The bomb was about the diameter of a PVC pipe and about 10-12 inches long, Lt. Brent Lutz said by phone interview Tuesday.

It was found in the 600 block of Cave Springs Lane along the bank of the North Fork of the Shenandoah River by a property owner who was walking his land, Lutz said. The property owner called the Sheriff’s Office to report it around 10:30 a.m.

The Sheriff’s Office responded and evacuated the area, which included some residential homes, Lutz said.

The Virginia State Police Bomb Unit responded and detonated it on the scene since there was a concern about transporting it and having it go off, Lutz sad.

“Depending on the size, nature of which it was found, the location, they take all kinds of factors into consideration and then determine how they are going to deal with it,” Lutz said. “They felt like this device was possibly unstable, in which it needed to be handled onsite.”

State Police Sgt.
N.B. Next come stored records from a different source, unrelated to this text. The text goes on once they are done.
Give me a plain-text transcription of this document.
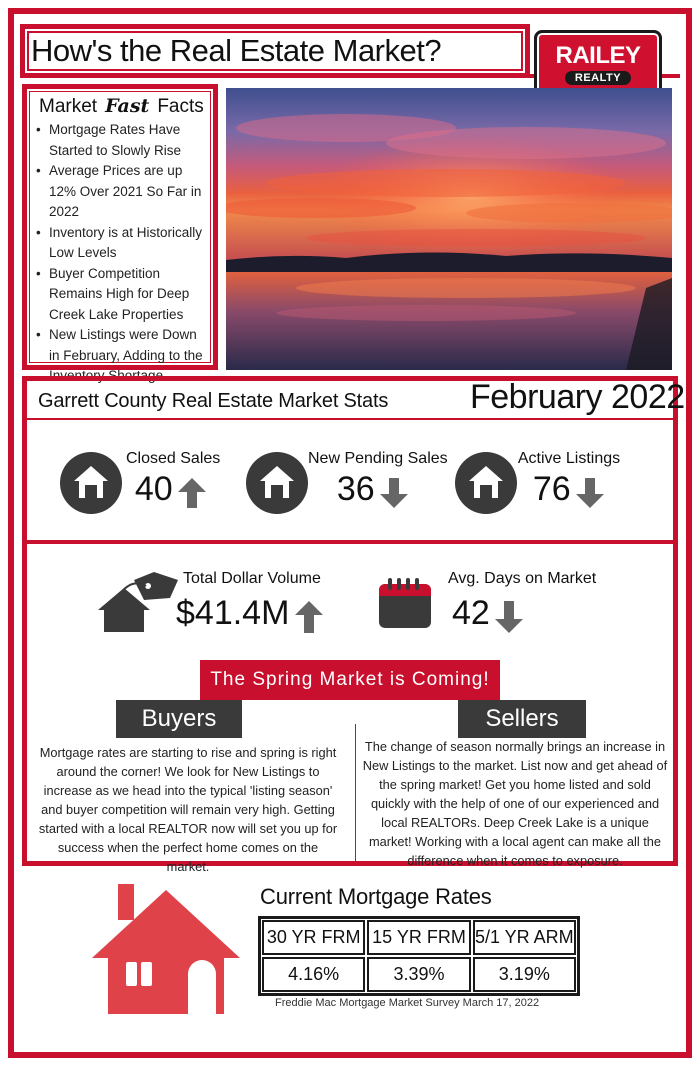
How's the Real Estate Market?	RAILEY
REALTY
Market Fast Facts
• Mortgage Rates Have Started to Slowly Rise
• Average Prices are up 12% Over 2021 So Far in 2022
• Inventory is at Historically Low Levels
• Buyer Competition Remains High for Deep Creek Lake Properties
• New Listings were Down in February, Adding to the Inventory Shortage
Garrett County Real Estate Market Stats February 2022
Closed Sales
40
New Pending Sales
36
Active Listings
76
Total Dollar Volume
$41.4M
Avg. Days on Market
42
The Spring Market is Coming!
Buyers	Sellers
Mortgage rates are starting to rise and spring is right around the corner! We look for New Listings to increase as we head into the typical 'listing season' and buyer competition will remain very high. Getting started with a local REALTOR now will set you up for success when the perfect home comes on the market.
The change of season normally brings an increase in New Listings to the market. List now and get ahead of the spring market! Get you home listed and sold quickly with the help of one of our experienced and local REALTORs. Deep Creek Lake is a unique market! Working with a local agent can make all the difference when it comes to exposure.
Current Mortgage Rates
30 YR FRM 15 YR FRM 5/1 YR ARM
4.16%	3.39%	3.19%
Freddie Mac Mortgage Market Survey March 17, 2022
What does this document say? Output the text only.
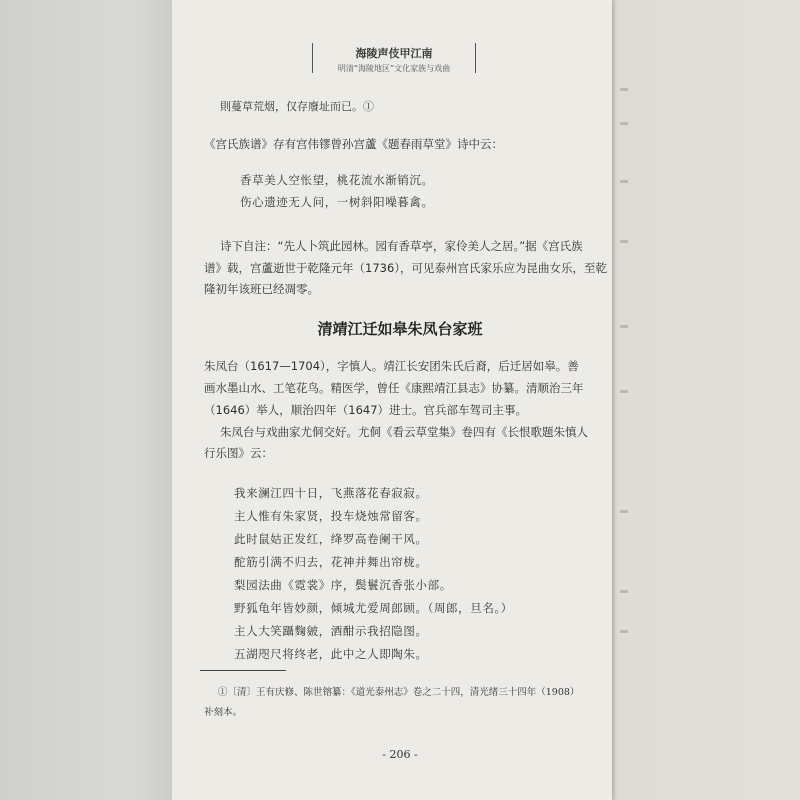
海陵声伎甲江南
明清“海陵地区”文化家族与戏曲
則蔓草荒烟，仅存廢址而已。①
《宫氏族谱》存有宫伟镠曾孙宫蘆《题春雨草堂》诗中云：
香草美人空怅望，桃花流水渐销沉。
伤心遗迹无人问，一树斜阳噪暮禽。
诗下自注：“先人卜筑此园林。园有香草亭，家伶美人之居。”据《宫氏族
谱》载，宫蘆逝世于乾隆元年（1736），可见泰州宫氏家乐应为昆曲女乐，至乾
隆初年该班已经凋零。
清靖江迁如皋朱凤台家班
朱凤台（1617—1704），字慎人。靖江长安团朱氏后裔，后迁居如皋。善
画水墨山水、工笔花鸟。精医学，曾任《康熙靖江县志》协纂。清顺治三年
（1646）举人，顺治四年（1647）进士。官兵部车驾司主事。
朱凤台与戏曲家尤侗交好。尤侗《看云草堂集》卷四有《长恨歌题朱慎人
行乐图》云：
我来澜江四十日，飞燕落花春寂寂。
主人惟有朱家贤，投车烧烛常留客。
此时鼠姑正发红，绛罗高卷阑干风。
酡筋引满不归去，花神并舞出帘栊。
梨园法曲《霓裳》序，鬓鬟沉香张小部。
野狐龟年皆妙颜，倾城尤爱周郎顾。（周郎，旦名。）
主人大笑躡麴皴，酒酣示我招隐图。
五湖咫尺将终老，此中之人即陶朱。
①〔清〕王有庆修、陈世镕纂：《道光泰州志》卷之二十四，清光绪三十四年（1908）
补刻本。
- 206 -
Brent Coffey said the unit used a shotgun to shoot off the piece that ignites the bomb, rendering it ineffective. There was no explosion in this instance and the only bang that would have been heard was from the shotgun, Coffey said.

None of the homes in the area were damaged and no one was injured, Lutz said.

An investigation into who put the bomb there and why remains ongoing, Lutz said.

The bomb was sent to a lab for additional testing, including what materials were inside it, Lutz said. It’s unclear when the report will be completed, but that could take months, Lutz said.

Anyone with information should contact the Sheriff’s Office at 540-459-6100.

The Sheriff’s Office has responded to explosive devices before, Lutz said, but it has been a while and he couldn’t recall the last time one was found.

“Not very often do we come across situations like this,” Lutz said. “It’s pretty rare.”

The Sheriff’s Office believes this is an isolated incident, Lutz said. If anyone finds anything suspicious, they should call 911 or their local authority’s non-emergency line and should not touch or handle the device until law enforcement can assess the situation, Lutz said.

“Better to be safer than sorry,” Lutz said.